The state is fashionable again. Government played a blinder and saved us all from capitalist Armageddon. While as relieved as the rest of you that we appear not to be melting-down, I worry about effect all this will have on the new consensus. Previously, virtually everyone was of one mind that the state had gotten too big and couldn't deliver the kind of social change we all wanted. Today, it feel like the `activist state' is back on the political menu, indeed as a Special of the Day.
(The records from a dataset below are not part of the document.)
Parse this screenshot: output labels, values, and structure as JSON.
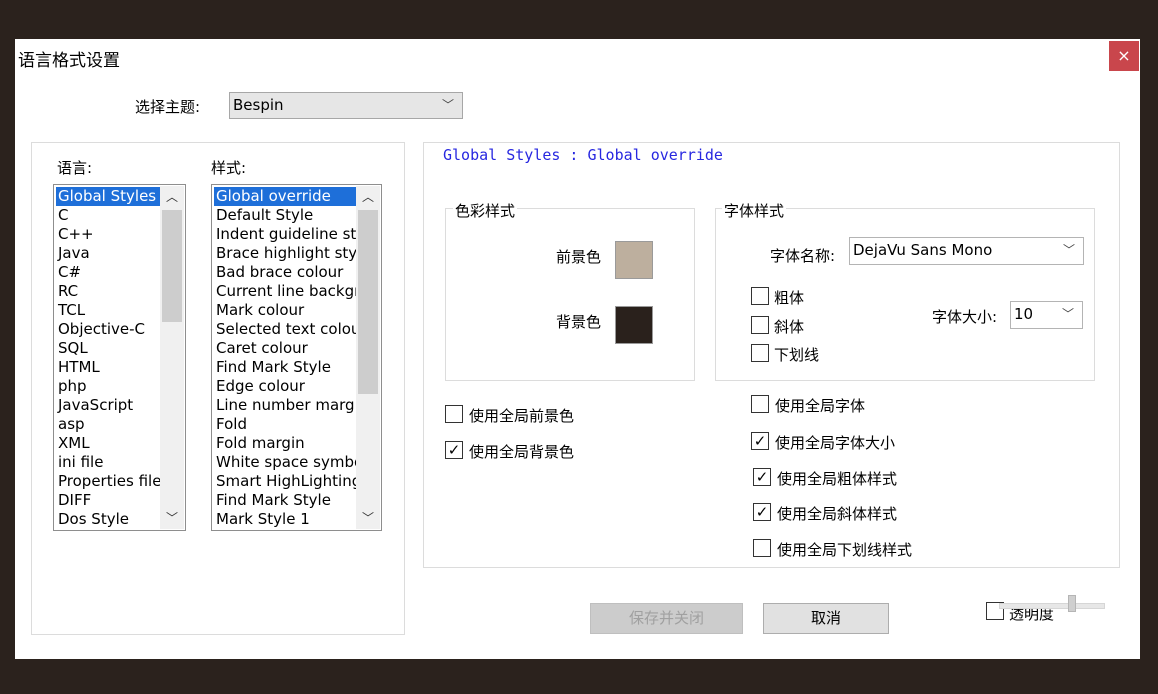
{
  "dialog": {
    "title": "语言格式设置",
    "close": "×"
  },
  "theme": {
    "label": "选择主题:",
    "value": "Bespin"
  },
  "languages": {
    "label": "语言:",
    "items": [
      "Global Styles",
      "C",
      "C++",
      "Java",
      "C#",
      "RC",
      "TCL",
      "Objective-C",
      "SQL",
      "HTML",
      "php",
      "JavaScript",
      "asp",
      "XML",
      "ini file",
      "Properties file",
      "DIFF",
      "Dos Style"
    ],
    "selected": "Global Styles"
  },
  "styles": {
    "label": "样式:",
    "items": [
      "Global override",
      "Default Style",
      "Indent guideline sty",
      "Brace highlight style",
      "Bad brace colour",
      "Current line backgro",
      "Mark colour",
      "Selected text colour",
      "Caret colour",
      "Find Mark Style",
      "Edge colour",
      "Line number margi",
      "Fold",
      "Fold margin",
      "White space symbol",
      "Smart HighLighting",
      "Find Mark Style",
      "Mark Style 1"
    ],
    "selected": "Global override"
  },
  "style_heading": "Global Styles : Global override",
  "color_style": {
    "group_label": "色彩样式",
    "foreground_label": "前景色",
    "foreground_color": "#bdaf9e",
    "background_label": "背景色",
    "background_color": "#2a211c"
  },
  "font_style": {
    "group_label": "字体样式",
    "font_name_label": "字体名称:",
    "font_name": "DejaVu Sans Mono",
    "bold_label": "粗体",
    "italic_label": "斜体",
    "underline_label": "下划线",
    "size_label": "字体大小:",
    "size": "10"
  },
  "options": {
    "use_global_fg": {
      "label": "使用全局前景色",
      "checked": false
    },
    "use_global_bg": {
      "label": "使用全局背景色",
      "checked": true
    },
    "use_global_font": {
      "label": "使用全局字体",
      "checked": false
    },
    "use_global_font_size": {
      "label": "使用全局字体大小",
      "checked": true
    },
    "use_global_bold": {
      "label": "使用全局粗体样式",
      "checked": true
    },
    "use_global_italic": {
      "label": "使用全局斜体样式",
      "checked": true
    },
    "use_global_underline": {
      "label": "使用全局下划线样式",
      "checked": false
    }
  },
  "buttons": {
    "save_close": "保存并关闭",
    "cancel": "取消"
  },
  "transparency": {
    "label": "透明度",
    "checked": false
  },
  "icons": {
    "dropdown": "chevron-down-icon",
    "check": "checkmark-icon"
  }
}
As someone who has always felt ambivalent about the state, I currently feel on the back-foot. The silver lining in all this for me is that this could be, as Rod Schwartz was saying last week in the Guardian, this could be the big chance for the social economy. People currently don't trust the private sector, not, in many cases should they. And the state continues to deliver mediocrity, in the main. The social economy - which is, at its best, human-scale, trustworthy and responsive, should experience a lift.
But whatever you say, it does feel like the world has changed. The state did (as it should in extreme times) ride to the rescue. My fear is that just because the state came in to sort the banks means that its got to get stuck into all parts of the economy.
And that public services rather than being opened up remain failing monoliths, safe from the influence of market-forces, even when it is patently obvious, as in the case of nearly all services for people with learning-disabilities, that the state does far too much and keeps hold of too much of the money for its own projects and services.
For many people with disabilities this will continue to be a personal disaster.